Team of the week: men’s basketball

Jacob Bloom

staff writer

Men’s basketball’s Head Coach Kip Ioane treats the beginning of every new season like the beginning of an untouched puzzle: “You’re trying to figure out how these 20 humans fit together here. Does that same puzzle hold when you go on the court, when you go on the plane, when you go in the locker room? The challenge is trying to align everybody together, and it’s never the same.” 

This Saturday, Nov. 9, Willamette University’s men’s basketball team had a home game against Montclair State. Although the 74-107 loss wasn’t the outcome the Bearcats were hoping for, the team isn’t getting too caught up on individual losses. Instead, they’re focused on learning and growing from the valuable experience they gain early in the season before their Northwest Conference (NWC) matches begin. Coach Ioane said: “We want to win, don’t get me wrong, but it’s also with our eyes on Dec. 7, on the [NWC] opener against Lewis and Clark, that’s when we need to be firing on all cylinders. If it takes a while to get there, that’s alright.” 

Junior center Ben Sutton agreed with his coach: “We don’t want to diminish the importance of our upcoming games… the main objective is before the conference play starts to figure out our roles on our team and how to get our potential to the maximum.”

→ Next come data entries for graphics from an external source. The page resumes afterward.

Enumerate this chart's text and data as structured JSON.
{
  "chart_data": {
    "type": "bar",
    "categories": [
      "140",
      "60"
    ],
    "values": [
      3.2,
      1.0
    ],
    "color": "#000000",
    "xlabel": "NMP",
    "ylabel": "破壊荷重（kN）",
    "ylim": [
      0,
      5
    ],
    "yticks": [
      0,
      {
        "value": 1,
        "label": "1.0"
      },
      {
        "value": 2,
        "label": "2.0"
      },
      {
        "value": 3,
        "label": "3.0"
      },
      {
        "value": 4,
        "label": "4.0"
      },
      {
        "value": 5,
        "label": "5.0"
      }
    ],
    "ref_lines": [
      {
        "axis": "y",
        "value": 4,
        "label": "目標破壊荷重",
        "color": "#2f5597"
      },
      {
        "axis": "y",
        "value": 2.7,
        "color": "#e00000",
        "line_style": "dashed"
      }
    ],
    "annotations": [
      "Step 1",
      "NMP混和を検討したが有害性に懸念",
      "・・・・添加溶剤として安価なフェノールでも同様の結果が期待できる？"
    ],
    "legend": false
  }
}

For the Bearcats, learning from a loss is more desirable than winning without gaining any substantial experience to grow from. Although simply put, the Bearcats were athletically outmatched against their NCAA Division I opponent the University of Portland on Tuesday, Nov. 5, losing 36-86, Junior forward Ryan Peterson sees games like these as valuable experience: “It was hard, but it was good for us, because playing against a team like that, where they’re moving much faster than we are, then you go and play against [a] Division III team and everything slows down and it’s a lot easier, so I think it will be good for us down the road to have that experience.”

In addition to seeing growth on the basketball court, character development is something the Bearcats see as equally important as they prepare for the season. Coach Ioane sees healthy communication as crucial for a thriving team: “We’re committed to our team’s character development, and really driving healthy manhood. I think that the culture of self-reflection is a culture we try to get the guys to buy into. They’re not afraid to have conversations with each other, with me [or] with the whole group about difficult stuff. I think that makes it easier when we lose a game… but also, we can have conversations about difficult issues. It makes us better communicators with each other as a whole.”

One unique way that the Bearcats are trying to promote a healthy team environment for the players is through a junior mentorship program for first-years. Coach Ioane said of the program: “[The first-years] have a mentor that’s in the junior class. We pair them together for two years, so by the time they’re juniors they’re ready to mentor another first-year. [The juniors] have to meet every week with [the first-years] and it could just be thirty minutes of Fifa, doesn’t matter. It’s always easier to talk to an upperclassman than to me if they’re struggling or stressed.”

Peterson expanded on this idea: “It’s interesting because the mentor program started when we were first-years, so you don’t really remember how many questions you had for your mentor in terms of things you didn’t know when you first showed up on campus, so it feels like they’re just asking questions left and right but there is so much learning [that’s necessary when] coming to school at Willamette.”

If there had to be one purveying value on the basketball team, it would the value of togetherness. This is Peterson’s favorite part of the team: “When I came in as a [first-year] we had an awesome group of individuals on the team that had made me feel really welcome, and now I feel really good making the incoming guys feel really welcome.” 

Coach Ioane, who played all four years at Willamette when he was a student, feels the same way: “We don’t remember the scores anymore.” From his time as a player on the team, he said, “It’s togetherness that I remember best.”